Guest post by Sister Maryellen Blumlein, archivist, Sisters of Charity of New York
Sister Patricia Quinn
Sister Patricia Quinn is a born teacher who loves being in the classroom surrounded by her first graders. Hers is the awesome privilege and grave responsibility to lead the children into the world of learning. She knows how to awaken their curiosity as she introduces them to the magic of words and numbers and teaches them the simple lessons that will have a lasting impact on the values that will mark their lives for years to come. Best of all Sr. Patricia’s warm personality enables the children to discover that school is a good place. These little ones are off to a good start and will in time make a difference in society. Sister Patricia’s ministry over many years has been a gift to hundreds of children.
Sister Mary Catherine Cleary
Sister Mary Cleary, currently the assistant principal at St. Raymond Elementary School in Parkchester, had been the principal of Our Lady of Angels School for 29 years. Throughout her many years serving in the schools in the Archdiocese of New York, she was readily identified by the students, teachers and parents as a dedicated and compassionate educator. Students sense her care for them as she strives to know each one by name and works to develop their God-given potential. She advocates a strong academic program that includes music, art and the newest technology. Under her guidance, students grow in the confidence that enables them to find their niche in society and to become effective leaders in their communities.
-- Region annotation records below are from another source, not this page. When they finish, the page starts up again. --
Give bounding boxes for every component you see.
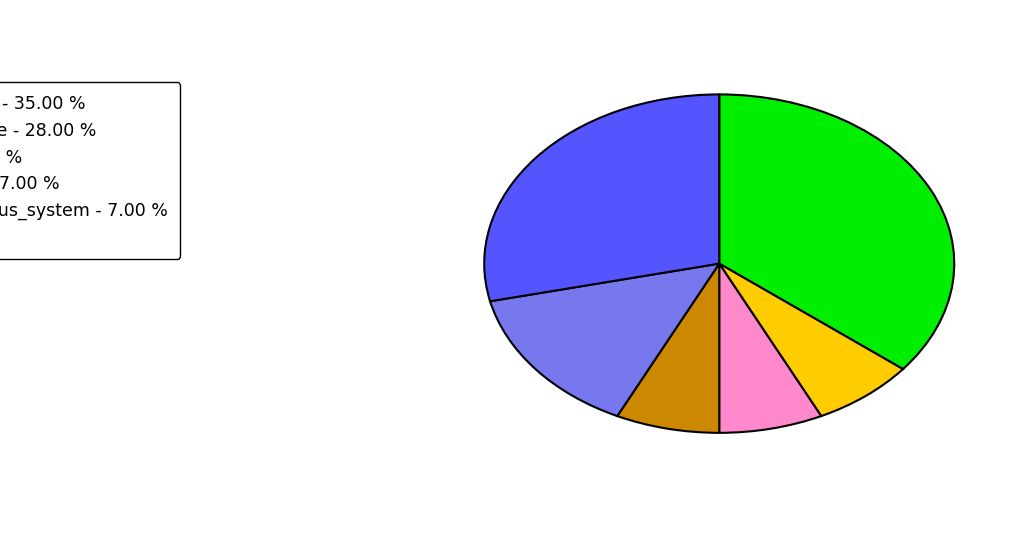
Wedge shape: [490, 264, 719, 416]
Legend: endometrium - 35.00 %, large_intestine - 28.00 %, breast - 14.00 %, biliary_trac: endometrium - 35.00 %, large_intestine -…: [0, 82, 180, 259]
Wedge shape: [719, 94, 954, 369]
Wedge shape: [617, 264, 719, 433]
Wedge shape: [719, 264, 903, 416]
Wedge shape: [484, 94, 719, 301]
Wedge shape: [719, 264, 822, 433]
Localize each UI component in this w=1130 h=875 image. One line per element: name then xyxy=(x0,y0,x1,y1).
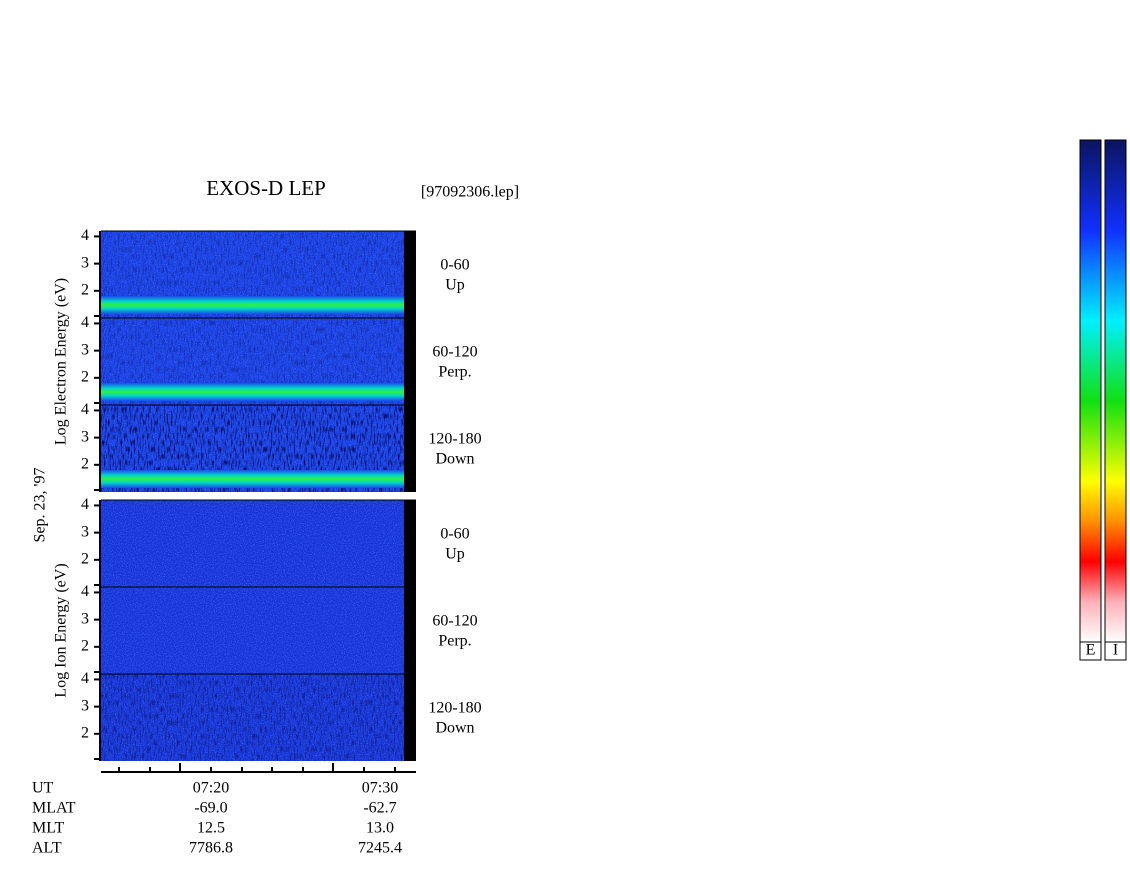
y-tick-label: 3 xyxy=(81,428,89,445)
y-tick-label: 2 xyxy=(81,368,89,385)
pitch-angle-label: 60-120 xyxy=(432,613,477,630)
y-tick-label: 2 xyxy=(81,637,89,654)
y-tick-label: 3 xyxy=(81,523,89,540)
colorbar-label-box xyxy=(1104,641,1127,661)
y-tick-label: 3 xyxy=(81,697,89,714)
ephemeris-label: ALT xyxy=(32,840,62,857)
data-gap xyxy=(404,405,416,492)
direction-label: Down xyxy=(435,451,474,468)
electron-band xyxy=(101,296,404,314)
electron-band xyxy=(101,470,404,488)
data-gap xyxy=(404,231,416,318)
direction-label: Perp. xyxy=(438,633,471,650)
y-axis-label: Log Ion Energy (eV) xyxy=(53,563,70,697)
ephemeris-label: MLT xyxy=(32,820,65,837)
chart-title: EXOS-D LEP xyxy=(206,176,326,200)
y-tick-label: 4 xyxy=(81,496,89,513)
pitch-angle-label: 120-180 xyxy=(428,700,481,717)
data-gap xyxy=(404,318,416,405)
y-tick-label: 4 xyxy=(81,314,89,331)
colorbar xyxy=(1104,139,1127,643)
data-gap xyxy=(404,500,416,587)
y-tick-label: 2 xyxy=(81,724,89,741)
electron-band xyxy=(101,383,404,401)
y-tick-label: 2 xyxy=(81,281,89,298)
data-gap xyxy=(404,674,416,761)
colorbar-label: E xyxy=(1086,642,1096,659)
spectrogram-dark-speckle xyxy=(101,674,404,761)
colorbar-label-box xyxy=(1079,641,1102,661)
y-tick-label: 3 xyxy=(81,341,89,358)
y-tick-label: 2 xyxy=(81,550,89,567)
colorbar xyxy=(1079,139,1102,643)
direction-label: Up xyxy=(445,546,465,563)
direction-label: Up xyxy=(445,277,465,294)
ephemeris-value: 13.0 xyxy=(366,820,394,837)
ephemeris-value: 07:30 xyxy=(362,780,398,797)
colorbar-label: I xyxy=(1113,642,1118,659)
y-tick-label: 3 xyxy=(81,254,89,271)
pitch-angle-label: 120-180 xyxy=(428,431,481,448)
pitch-angle-label: 0-60 xyxy=(440,526,469,543)
ephemeris-label: MLAT xyxy=(32,800,76,817)
y-tick-label: 4 xyxy=(81,401,89,418)
y-tick-label: 4 xyxy=(81,227,89,244)
ephemeris-value: 7245.4 xyxy=(358,840,402,857)
data-gap xyxy=(404,587,416,674)
y-axis-label: Log Electron Energy (eV) xyxy=(53,278,70,445)
ephemeris-label: UT xyxy=(32,780,54,797)
y-tick-label: 4 xyxy=(81,583,89,600)
ephemeris-value: -69.0 xyxy=(194,800,227,817)
pitch-angle-label: 0-60 xyxy=(440,257,469,274)
direction-label: Perp. xyxy=(438,364,471,381)
spectrogram-noise xyxy=(101,500,404,587)
ephemeris-value: 12.5 xyxy=(197,820,225,837)
direction-label: Down xyxy=(435,720,474,737)
y-tick-label: 4 xyxy=(81,670,89,687)
ephemeris-value: -62.7 xyxy=(363,800,396,817)
ephemeris-value: 7786.8 xyxy=(189,840,233,857)
pitch-angle-label: 60-120 xyxy=(432,344,477,361)
ephemeris-value: 07:20 xyxy=(193,780,229,797)
y-tick-label: 3 xyxy=(81,610,89,627)
date-label: Sep. 23, '97 xyxy=(32,468,49,543)
spectrogram-noise xyxy=(101,587,404,674)
file-name: [97092306.lep] xyxy=(421,184,519,201)
y-tick-label: 2 xyxy=(81,455,89,472)
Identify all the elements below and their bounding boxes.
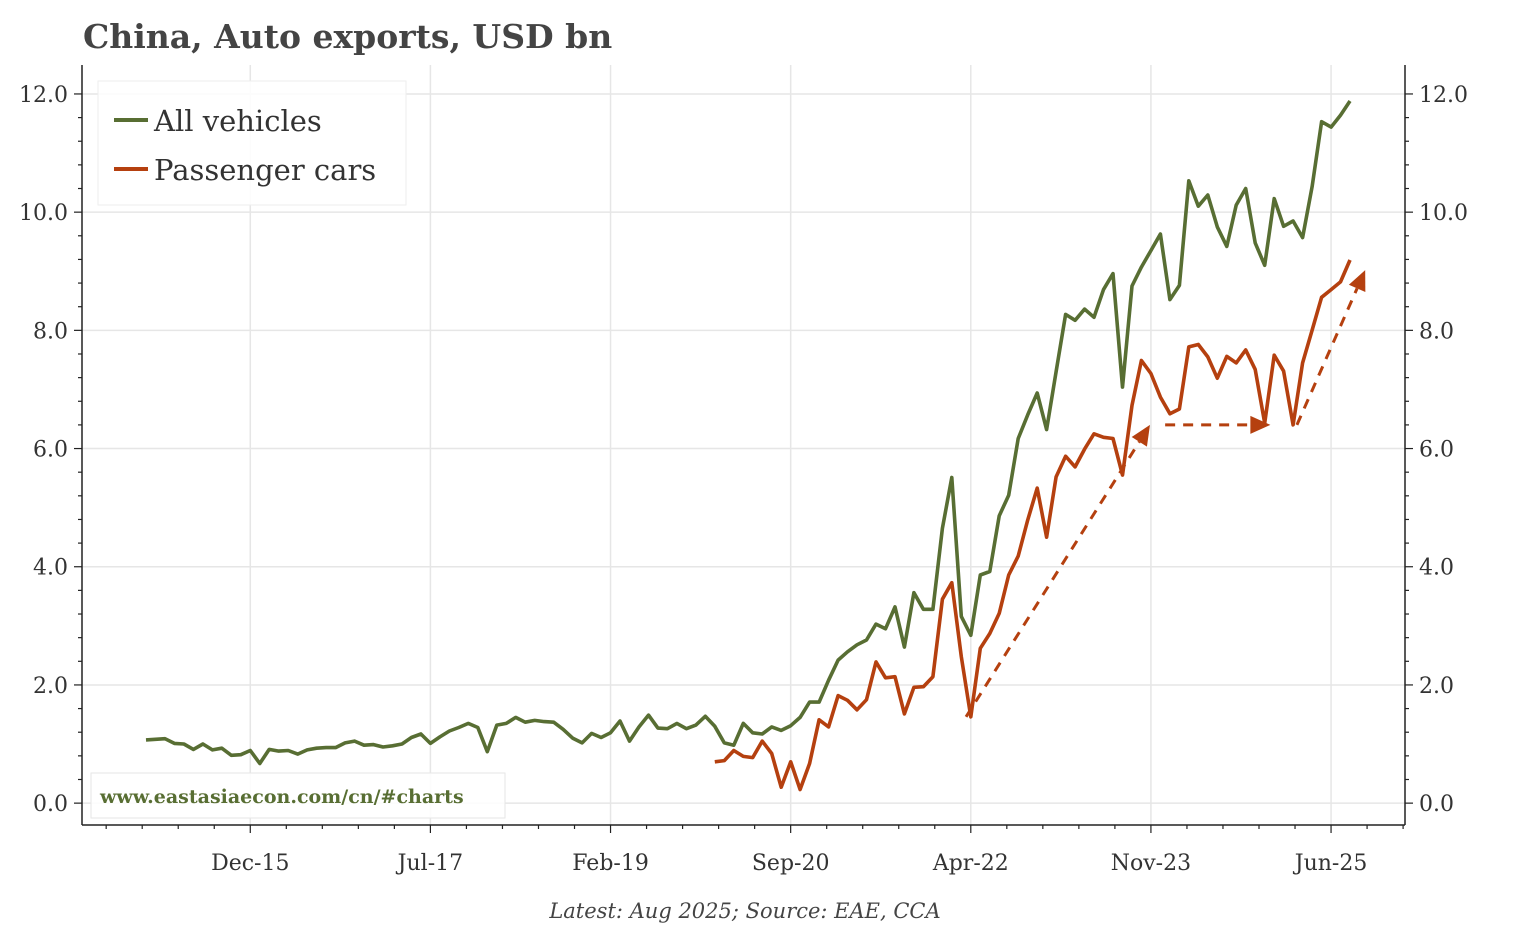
axes: 0.0 0.0 2.0 2.0 4.0 4.0 6.0 6.0 8.0 8.0 10.0 10.0 12…: [19, 65, 1468, 876]
arrowhead-icon: [1131, 424, 1150, 447]
legend-label-passenger-cars: Passenger cars: [154, 153, 376, 187]
series-lines: [145, 99, 1352, 792]
y-tick-label-left: 2.0: [33, 674, 68, 699]
x-tick-label: Jul-17: [396, 851, 463, 876]
watermark-box: [90, 772, 506, 819]
y-tick-label-left: 6.0: [33, 438, 68, 463]
y-tick-label-left: 0.0: [33, 792, 68, 817]
y-tick-label-right: 2.0: [1419, 674, 1454, 699]
annotation-dashed-line: [1295, 287, 1359, 426]
legend-label-all-vehicles: All vehicles: [153, 104, 322, 138]
annotation-dashed-line: [964, 441, 1141, 718]
y-tick-label-right: 12.0: [1419, 83, 1468, 108]
arrowhead-icon: [1250, 415, 1271, 434]
legend-box: [97, 80, 407, 206]
y-tick-label-right: 10.0: [1419, 201, 1468, 226]
chart-title: China, Auto exports, USD bn: [83, 17, 612, 56]
legend: All vehicles Passenger cars: [97, 80, 407, 206]
y-tick-label-right: 6.0: [1419, 438, 1454, 463]
gridlines: [82, 65, 1405, 825]
x-tick-label: Nov-23: [1111, 851, 1191, 876]
arrowhead-icon: [1348, 270, 1366, 293]
x-tick-label: Apr-22: [932, 851, 1009, 876]
series-line-passenger-cars: [714, 259, 1352, 792]
watermark: www.eastasiaecon.com/cn/#charts: [90, 772, 506, 819]
x-tick-label: Feb-19: [572, 851, 649, 876]
y-tick-label-left: 10.0: [19, 201, 68, 226]
series-line-all-vehicles: [145, 99, 1352, 766]
y-tick-label-right: 0.0: [1419, 792, 1454, 817]
watermark-text: www.eastasiaecon.com/cn/#charts: [99, 786, 464, 808]
y-tick-label-left: 8.0: [33, 319, 68, 344]
x-tick-label: Dec-15: [211, 851, 289, 876]
x-tick-label: Jun-25: [1293, 851, 1368, 876]
x-tick-label: Sep-20: [752, 851, 830, 876]
y-tick-label-left: 4.0: [33, 556, 68, 581]
y-tick-label-right: 8.0: [1419, 319, 1454, 344]
y-tick-label-right: 4.0: [1419, 556, 1454, 581]
footer-source: Latest: Aug 2025; Source: EAE, CCA: [548, 899, 940, 923]
y-tick-label-left: 12.0: [19, 83, 68, 108]
annotation-arrows: [964, 270, 1366, 718]
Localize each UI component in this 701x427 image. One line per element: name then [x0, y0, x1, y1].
Parents, too, appreciate her sensitivity to the pressures they face each day and her willingness to seek ways to ease their burdens and help them to play a significant role in their child’s education. The bright and cheerful atmosphere she creates as she assumes her awesome role as Sister of Charity and educator is an additional blessing to the school community.
Sister Grace Henke
Sister Grace Henke studied at St. Vincent Hospital School of Nursing, Manhattan, after completing her time in novitiate. She then worked as an R.N. in the charity wards, eventually becoming head nurse, until she was assigned to teach sciences in the School of Nursing. Sister Grace continued teaching in the Nursing School and initiated several new courses of study. She authored several professional texts and, through grants she obtained, was able to begin a Tutorial Assistance Program designed to bring educationally disadvantaged candidates into the Nursing School. This program proved successful as 75 students over a 10 year period graduated and achieved RN status.
Upon receiving her PhD in education, Sister Grace began teaching at the College of Mount St. Vincent. She was appointed to the Ethics Committee of St. Vincent Hospital. When the Nursing School closed in 1999, Sister Grace became certified by the New York Office of the Aging and worked as an ombudsman to champion the needs of the elderly. In 2001, she was appointed to the Board of Directors of Lifespire, a non-profit organization dedicated to helping individuals with developmental disabilities meet life’s challenges. Sister has been the recipient of the St. Elizabeth Ann Seton Award from St. Vincent Hospital, a Certificate as a New York State Nurse of Distinction, as well as several scholarships and fellowship grants.
Presently, as a “retired” Sister of Charity, Sister Grace volunteers her time and energy helping the immigrant, the ill, and many others in need. She continues her work with Lifespire and provides advice to sisters who seek her help. Throughout her life she has served God and others with great knowledge and a joyful heart. As a Sister of Charity of New York for the past 63 years, her kindness, compassion, dedication and wonderful sense of humor have enabled Sister Grace to serve all in need, especially the poor.
Sister Barbara Ann Ford, SC. (1938-2001)
Entered the Sisters of Charity September 8, 1956.
Sister Barbara, known by all simply as ‘Bobbie,’ was killed on May 5, 2001.
That morning, she had driven to Guatemala City to do some shopping. As she got out of her jeep, she was approached by two men and shot twice in the head. Her vehicle was taken, and then abandoned several blocks away. In all the intervening time, despite ambiguity about reasons and motives for the killing, one thing is clear: the people consider her a martyr who gave her life for them.
Bobbie joined the Guatemala mission of the New York Sisters of Charity in 1978. She and the other Sisters ministered high in the mountainous regions of northwestern Guatemala, providing physical and mental health care and spiritual support, often carried on in dangerous, life threatening circumstances.
Between 1980 and 1996 a civil war raged that in the end claimed more than 200,000 lives, most of them indigenous Mayan men, women, and children, people to whom the NY Sisters were committed to serve.
In the war’s aftermath, Bobbie joined with others to help the poorest of the survivors reclaim the memories of what they had endured, find mental and spiritual release, bury their dead with dignity, and move on with their lives.
Bobbie’s calling in life was to be a missionary. Previous experiences on a remote island in the Bahamas and on the Altiplano of Peru helped prepare her for the tasks she undertook in Guatemala.
She was a deeply reflective woman, passionate in all the activities she undertook in the name of charity about which Oscar Romero said: “charity calls us to fix a steady gaze on those who still lack the help they need to achieve a way of life worthy of human beings.”
Bobbie never lost the will to turn her steady gaze of affective, effective charity on all those she felt privileged to call brother, sister, family.